Productivity in the US has been a hot topic among economists over the past few years, as the Fed and other academics have puzzled over how the longstanding correlations between unemployment & inflation have unraveled in the years since the financial crisis.
Americans are working longer hours than ever before. Yet, wage growth remains stagnant, and automation is killing more jobs than ever before.
Still, the US has perennially ranked as one of the hardest-working countries in the world as American workers clock in more hours than almost any of its peers in both the developed and developing world classifications.
But, in order to drill down and collect more data on the subject, Kempler Industries carried out a study to rank the 200 hardest working cities in the US. In order to compare apples to apples, Kempler ignored cities with populations below 150,000.
A map below shows the top 10 hardest working cities.
Washington DC takes the top spot, scoring 90 points out of 100. But although DC takes the top spot, seven out of the top ten hardest-working cities on the list could be found in the Lone Star state.
One reason why Texas had so many of the hardest working cities: Across Texas, roughly 20% of the state is of retirement-age.
And not only were workers in these cities working longer hours than Americans elsewhere, they were also commuting longer.
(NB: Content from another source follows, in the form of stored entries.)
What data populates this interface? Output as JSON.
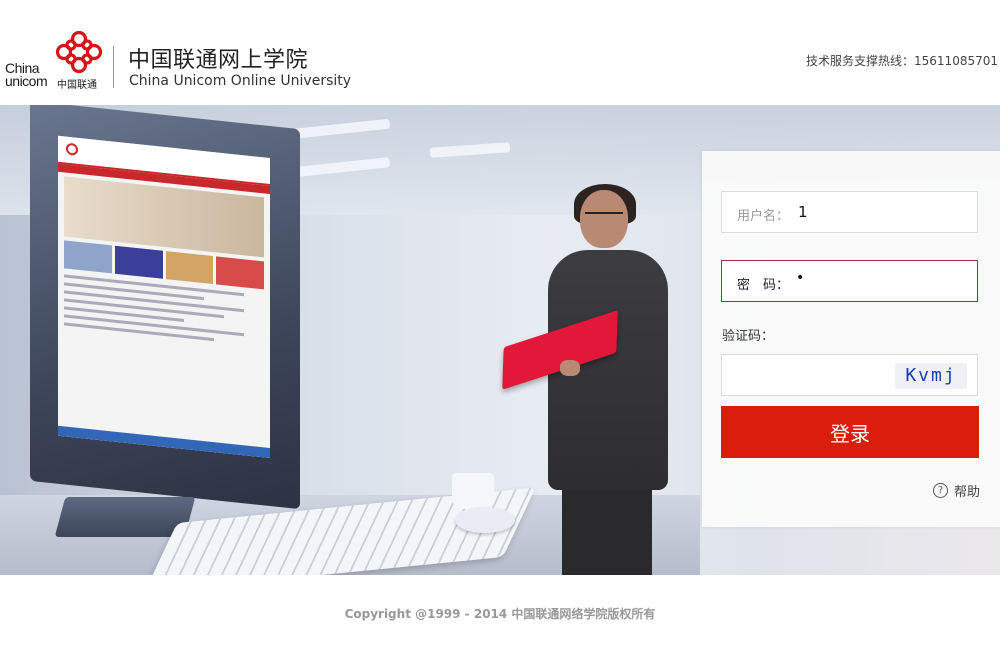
{
  "header": {
    "logo_en_line1": "China",
    "logo_en_line2": "unicom",
    "logo_cn": "中国联通",
    "title_cn": "中国联通网上学院",
    "title_en": "China Unicom Online University",
    "hotline_label": "技术服务支撑热线：",
    "hotline_number": "15611085701"
  },
  "login": {
    "username_label": "用户名：",
    "username_value": "1",
    "password_label": "密　码：",
    "password_value": "•",
    "captcha_label": "验证码：",
    "captcha_text": "Kvmj",
    "submit_label": "登录",
    "help_label": "帮助",
    "help_icon": "question-circle-icon"
  },
  "footer": {
    "copyright": "Copyright @1999 - 2014 中国联通网络学院版权所有"
  },
  "colors": {
    "brand_red": "#da1e0b",
    "active_border": "#a0303c",
    "captcha_blue": "#1b3cb4"
  }
}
With the exception of Irving, every Texas city within the top 10 had an average commute that is longer than the national average.
In terms of population, the largest cities on our list are Chicago and New York City while Pembroke Pines, Florida and Grand Prairie, Texas are the smallest cities on our list.
Taking a step back, as the chart below shows, productivity in the US has been declining since the mid-aughts
Theories about the underlying causes of this slowdown in productivity abound: one explanation holds that institutions and corporations are not deploying the new technologies very effectively for a variety of reasons: the cost of integrating legacy systems, insufficient training of their workforce, and finally, ill-planned investments by some companies utilizing these technologies scaring off others from following suit (perhaps more successfully).
To be sure, after years of declines, productivity posted its best quarterly growth during Q4 of 2018, according to BLS.
Remember: Productivity is important because producing more value with every unit of energy, every tool and every hour of labor helps drive higher wages, profits, taxes and general prosperity.
Then again, there's another explanation that has been catching on recently: Social media is helping to distract workers at unprecedented rates. According to one study, Americans are spending nearly 6 hours a day on their phones, facebooking, snap-chatting, insta-graming and interacting with their friends and others via social media networks.
That time has got to come from somewhere.